Background: Long-term prognosis of coronary artery disease (CAD) patients is worsened when stress ischemia persists on treatment, but the relationship with adverse cardiac remodelling had never been investigated.
Aim: To analyze changes in blood markers of fibrosis in patients with chronic CAD exhibiting exercise ischaemia.
Methods: Circulating markers of collagen: (i) turnover (amino-terminal propeptide of collagen-III [PIIINP]) and (ii) degradation (matrix metalloproteinase 1 [MMP-1]), were obtained in 139 CAD patients referred for exercise 201Tl-SPECT.
Results: In the 57 patients who had SPECT-ischaemia, PIIINP was higher (4.3+/-2.9 microg L-1 vs. 3.1+/-1.5 microg L-1, p=0.002) and MMP-1 lower (3.8+/-2.1 microg L-1 vs. 4.7+/-2.8 microg L-1, p=0.04) than in the 82 patients without SPECT-ischaemia. PIIINP was independently related to LV volume, SPECT-ischaemia and age, whereas MMP-1 was related to current treatment with ACEI and beta-blockers (p<0.05). In the 104 patients with a normal LV ejection fraction, only PIIINP was related to SPECT-ischaemia (4.1+/-2.2 microg L-1 vs. 3.1+/-1.5 microg L-1, p=0.01).
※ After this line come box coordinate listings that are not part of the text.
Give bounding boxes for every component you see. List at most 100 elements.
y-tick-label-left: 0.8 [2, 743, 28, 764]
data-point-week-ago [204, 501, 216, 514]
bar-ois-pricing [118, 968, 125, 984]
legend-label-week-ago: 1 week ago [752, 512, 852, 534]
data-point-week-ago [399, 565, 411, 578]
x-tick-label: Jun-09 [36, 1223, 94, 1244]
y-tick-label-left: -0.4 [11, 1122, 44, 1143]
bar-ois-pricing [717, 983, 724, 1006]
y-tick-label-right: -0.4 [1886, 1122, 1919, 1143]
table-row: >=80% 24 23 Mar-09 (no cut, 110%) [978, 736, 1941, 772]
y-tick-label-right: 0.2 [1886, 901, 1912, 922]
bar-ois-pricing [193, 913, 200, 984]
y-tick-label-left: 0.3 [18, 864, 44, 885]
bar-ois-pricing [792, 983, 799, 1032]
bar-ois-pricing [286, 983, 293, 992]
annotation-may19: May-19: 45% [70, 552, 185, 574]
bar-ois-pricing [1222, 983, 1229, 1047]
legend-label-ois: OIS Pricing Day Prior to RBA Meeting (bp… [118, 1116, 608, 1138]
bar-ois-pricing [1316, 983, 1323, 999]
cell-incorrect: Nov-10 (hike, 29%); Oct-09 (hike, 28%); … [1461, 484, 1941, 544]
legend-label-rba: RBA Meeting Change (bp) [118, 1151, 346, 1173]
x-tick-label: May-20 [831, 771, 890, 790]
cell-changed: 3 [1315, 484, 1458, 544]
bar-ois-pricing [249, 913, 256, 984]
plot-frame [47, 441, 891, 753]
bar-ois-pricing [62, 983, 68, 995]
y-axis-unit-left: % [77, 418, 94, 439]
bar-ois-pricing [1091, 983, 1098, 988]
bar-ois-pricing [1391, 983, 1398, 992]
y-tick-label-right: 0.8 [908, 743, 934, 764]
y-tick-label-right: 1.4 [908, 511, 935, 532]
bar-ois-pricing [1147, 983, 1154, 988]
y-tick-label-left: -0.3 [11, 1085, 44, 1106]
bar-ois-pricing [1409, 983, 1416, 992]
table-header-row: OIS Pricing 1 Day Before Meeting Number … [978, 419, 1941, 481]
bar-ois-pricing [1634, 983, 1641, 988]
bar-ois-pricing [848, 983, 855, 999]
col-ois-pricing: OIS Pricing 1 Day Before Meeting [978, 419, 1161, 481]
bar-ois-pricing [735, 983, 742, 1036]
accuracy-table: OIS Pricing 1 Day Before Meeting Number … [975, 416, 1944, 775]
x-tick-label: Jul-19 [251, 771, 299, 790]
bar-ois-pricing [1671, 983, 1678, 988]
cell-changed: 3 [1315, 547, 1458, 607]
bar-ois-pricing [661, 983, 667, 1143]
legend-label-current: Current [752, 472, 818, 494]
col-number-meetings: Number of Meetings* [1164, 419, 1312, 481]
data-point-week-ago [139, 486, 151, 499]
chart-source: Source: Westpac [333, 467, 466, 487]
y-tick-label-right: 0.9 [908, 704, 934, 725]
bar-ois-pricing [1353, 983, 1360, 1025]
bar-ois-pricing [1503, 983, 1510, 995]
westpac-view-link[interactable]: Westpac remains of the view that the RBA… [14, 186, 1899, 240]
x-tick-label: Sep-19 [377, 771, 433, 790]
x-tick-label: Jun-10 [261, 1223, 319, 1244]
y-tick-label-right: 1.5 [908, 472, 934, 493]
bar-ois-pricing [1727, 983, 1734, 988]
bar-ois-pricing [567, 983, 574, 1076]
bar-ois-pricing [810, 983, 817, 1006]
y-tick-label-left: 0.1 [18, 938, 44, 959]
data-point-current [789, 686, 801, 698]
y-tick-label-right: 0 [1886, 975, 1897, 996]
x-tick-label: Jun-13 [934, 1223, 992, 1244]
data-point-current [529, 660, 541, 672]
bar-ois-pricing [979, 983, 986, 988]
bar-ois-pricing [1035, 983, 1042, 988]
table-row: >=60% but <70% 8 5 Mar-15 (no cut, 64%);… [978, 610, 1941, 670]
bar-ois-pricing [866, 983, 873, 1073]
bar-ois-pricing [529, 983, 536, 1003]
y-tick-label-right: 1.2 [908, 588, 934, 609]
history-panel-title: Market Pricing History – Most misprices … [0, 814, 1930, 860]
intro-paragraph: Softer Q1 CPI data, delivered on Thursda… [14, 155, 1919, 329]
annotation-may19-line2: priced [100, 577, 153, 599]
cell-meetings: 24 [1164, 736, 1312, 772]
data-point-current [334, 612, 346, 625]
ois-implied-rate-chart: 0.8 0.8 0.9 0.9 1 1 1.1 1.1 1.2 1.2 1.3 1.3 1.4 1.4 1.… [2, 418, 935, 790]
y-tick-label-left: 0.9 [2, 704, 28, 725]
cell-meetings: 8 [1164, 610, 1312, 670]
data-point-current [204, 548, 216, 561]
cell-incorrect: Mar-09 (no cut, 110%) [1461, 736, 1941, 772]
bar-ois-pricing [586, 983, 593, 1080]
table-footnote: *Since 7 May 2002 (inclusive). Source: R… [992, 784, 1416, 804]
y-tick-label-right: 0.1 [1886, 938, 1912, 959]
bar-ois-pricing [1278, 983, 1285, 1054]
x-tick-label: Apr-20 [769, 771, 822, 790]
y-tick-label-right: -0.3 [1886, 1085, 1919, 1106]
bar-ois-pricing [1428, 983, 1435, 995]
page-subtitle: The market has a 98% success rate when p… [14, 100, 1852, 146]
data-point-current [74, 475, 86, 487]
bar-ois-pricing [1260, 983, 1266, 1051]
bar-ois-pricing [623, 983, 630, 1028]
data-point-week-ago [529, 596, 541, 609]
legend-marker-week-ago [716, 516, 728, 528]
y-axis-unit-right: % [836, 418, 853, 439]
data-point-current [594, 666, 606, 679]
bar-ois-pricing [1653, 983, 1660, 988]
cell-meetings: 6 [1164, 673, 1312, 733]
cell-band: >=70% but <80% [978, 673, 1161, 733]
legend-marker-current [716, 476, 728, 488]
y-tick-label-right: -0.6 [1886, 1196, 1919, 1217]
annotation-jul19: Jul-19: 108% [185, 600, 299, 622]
Conclusion: In patients with chronic CAD, exercise ischaemia is associated with increased collagen-III turnover, independently of concomitant medications and even when LV ejection fraction is normal. Long-term, this increase might relate to adverse cardiac remodelling even when cardiac function is not clearly affected at baseline.